The width of the Kabul riverbed at Budhani, near Peshawar, had squeezed largely because successive provincial governments ignored growing encroachments set up on the dried-up riverbed, said official sources.

“There are several places in urban centres, particularly in the city, where the width of river-beds have been squeezed after people used dried-up river surface for cultivation and housing purposes over the years,” said an official hydrologist.

The successive governments, said the officials, facilitated fragile protective structures to encroachers on the banks of Kabul and Swat rivers.

“In a way, they encouraged increasing the crop area, but in actual their short-sightedness paved the way for the disaster the people of Charsadda and Nowshera experienced when most of these areas were inundated due to high flood in Kabul and Swat rivers,” said a senior officer of the irrigation department.
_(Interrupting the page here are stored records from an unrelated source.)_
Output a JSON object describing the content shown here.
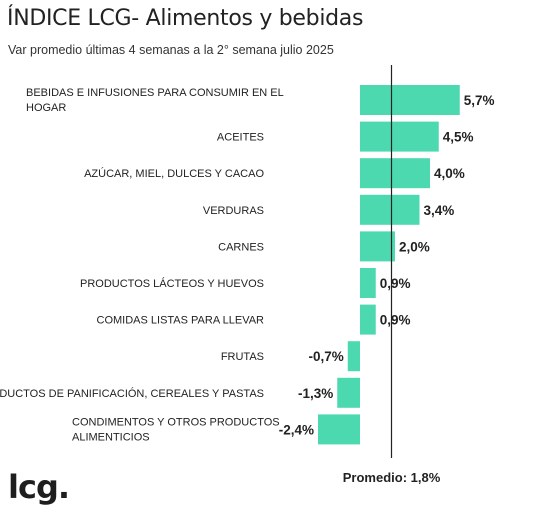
{
  "header": {
    "title": "ÍNDICE LCG- Alimentos y bebidas",
    "subtitle": "Var promedio últimas 4 semanas a la 2° semana julio 2025"
  },
  "logo": {
    "text": "lcg."
  },
  "chart_data": {
    "type": "bar",
    "orientation": "horizontal",
    "categories": [
      [
        "BEBIDAS E INFUSIONES PARA CONSUMIR EN EL",
        "HOGAR"
      ],
      [
        "ACEITES"
      ],
      [
        "AZÚCAR, MIEL, DULCES Y CACAO"
      ],
      [
        "VERDURAS"
      ],
      [
        "CARNES"
      ],
      [
        "PRODUCTOS LÁCTEOS Y HUEVOS"
      ],
      [
        "COMIDAS LISTAS PARA LLEVAR"
      ],
      [
        "FRUTAS"
      ],
      [
        "PRODUCTOS DE PANIFICACIÓN, CEREALES Y PASTAS"
      ],
      [
        "CONDIMENTOS Y OTROS PRODUCTOS",
        "ALIMENTICIOS"
      ]
    ],
    "values": [
      5.7,
      4.5,
      4.0,
      3.4,
      2.0,
      0.9,
      0.9,
      -0.7,
      -1.3,
      -2.4
    ],
    "value_labels": [
      "5,7%",
      "4,5%",
      "4,0%",
      "3,4%",
      "2,0%",
      "0,9%",
      "0,9%",
      "-0,7%",
      "-1,3%",
      "-2,4%"
    ],
    "average": {
      "value": 1.8,
      "label": "Promedio: 1,8%"
    },
    "bar_color": "#4dd9b0",
    "axis_line_color": "#222222",
    "xlim": [
      -2.4,
      5.7
    ],
    "grid": false,
    "legend": "none"
  }
}
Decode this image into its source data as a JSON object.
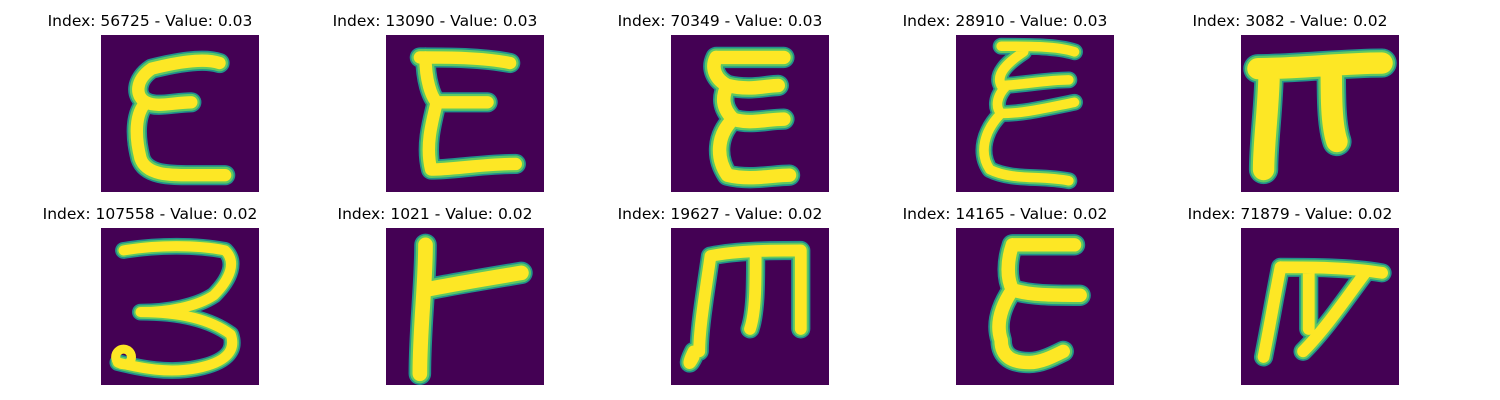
{
  "colormap": {
    "background": "#440154",
    "edge": "#21918c",
    "mid": "#5ec962",
    "ink": "#fde725"
  },
  "samples": [
    {
      "title": "Index: 56725 - Value: 0.03",
      "glyph": "E-like"
    },
    {
      "title": "Index: 13090 - Value: 0.03",
      "glyph": "E-like"
    },
    {
      "title": "Index: 70349 - Value: 0.03",
      "glyph": "E-like"
    },
    {
      "title": "Index: 28910 - Value: 0.03",
      "glyph": "E-like"
    },
    {
      "title": "Index: 3082 - Value: 0.02",
      "glyph": "pi-like"
    },
    {
      "title": "Index: 107558 - Value: 0.02",
      "glyph": "3-like"
    },
    {
      "title": "Index: 1021 - Value: 0.02",
      "glyph": "T-like"
    },
    {
      "title": "Index: 19627 - Value: 0.02",
      "glyph": "m-like"
    },
    {
      "title": "Index: 14165 - Value: 0.02",
      "glyph": "E-like"
    },
    {
      "title": "Index: 71879 - Value: 0.02",
      "glyph": "pi-like"
    }
  ]
}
Reclamation of land from the dried-up riverbed, for cultivation and housing purposes, affected the water flow in major rivers and their tributaries, particularly in times of high discharge.

Officials of the irrigation department and hydrologists said the extent of recent damage caused by overflowing of Kabul and Swat rivers was because of unauthorized and illegal structures constructed on the river banks and on the dried-up passage of rivers.

“The flood water would not have caused greater losses given the river-beds were in their original shape,” said an official development planner.

Though water experts did not reject that Kabul and Swat Rivers received greater water flow this time round, they, however, attributed the instances of inundation to ill-planning and unchecked encroachments.

They said that traditionally rivers had a tendency to switch their flows from one side to another.

“The river changes its passage regularly and after every 10 years it goes back to its previous path inundating the structures constructed on the dried-up river bed,” said an official hydrologist.

He said the country in general and the NWFP in particular did not have financial and human resources for dredging to deepen the riverbeds as Japan and China had done to counter flood threat.

“At least we should keep the width of riverbeds in their original shape to ensure smooth water flow in times of heavy discharge as was the case recently when a vast area got inundated due to rising level water flow,” said Aurangzeb Khan, a retired executive engineer of the irrigation department.